How could a relatively modest 5 or 10 percent decline happen? Sentiment has been very high, and risk taking is also high. It wouldn’t take much of a bobble in economic data, government actions or investor psychology to knock some air out of the market. Tech and small caps have been the winners of late, but there are a fair number of other stocks that aren’t participating in the recent strength. It’s also worth noting that, according to Bank of America, at least over the last 75 years, peak CPI numbers lead to a notable decline in Treasury yields over the next three months. In turn, Treasury rates correlate mostly with economic growth. Earnings expectations are generally pretty high, and it’s easy for me to imagine disappointment there. So, it’s easy to see a modest market downturn.
More interesting and significant for me is what happens once we start lapping the stimulus numbers from the last year. Expectations are that we will replace that stimulus with economic growth, and perhaps a bit more stimulus, but what if that doesn’t happen? This probably isn’t much of a problem in the short term, but eventually people will start focusing on the fourth quarter and next year, where disappointments could start getting larger. Given high expectations, that could potentially get ugly.
So, what do we do with all this? I do think the market has done a good job with anticipating changes of late. For instance, the market got ahead of the idea of peak growth numbers and started buying more defensive names. Similarly, I want to get ahead of the current possibilities. My basic issue is that reflation and reopening plays have already been priced in pretty well. What comes next? Who really knows for sure? Seems like there are a wide variety of possible outcomes.

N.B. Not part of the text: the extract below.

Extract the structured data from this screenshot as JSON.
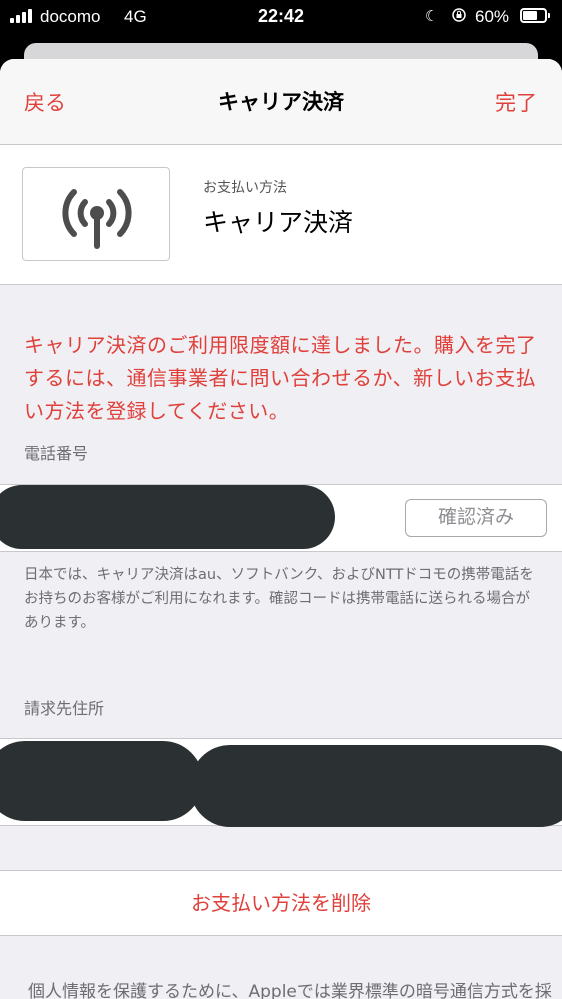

My view is to consider what are likely future investment choices that offer a good risk/reward setup, where you can get rewarded if you’re right, but not hurt too badly if something unexpected happens. That way you can invest and adjust as new data comes up. In general, I’d look for high quality names that don’t change too quickly. You may not make a fortune, but, more important, you also won’t get hurt too badly. I think there are a lot of names that can fit that bill, starting from drug companies to industrials to staples to big tech. Try to buy them when they’re out of favor or on the ropes and hold them unless conditions change. Again, that’s not very exciting, but it keeps us in the game while we wait to see what the next really attractive pitch is for us to take a swing at.
The last area I’d mention that fits the bill is precious metals miners. Like everything else, the pricing isn’t as good as it was a year ago, but historically and over time they benefit from monetary expansion, and that seems like a fair bet. In addition, they have the best cash flow prospects I think they’ve ever had in my career. It seems to me like a rare deal where downside, particularly over time, seems limited, while potential upside seems great.
In general, I think we’re dealing with a wide variety of realistic, possible views right now. With a great deal of uncertainty, I think it makes sense to wait and see what comes. Some of the latest data certainly points to peaks, which historically is worrisome. The fact that so many people seem to expect a Bunny slope ahead also has me worried that seeing something worse may cause more significant problems in investor psychology and the markets.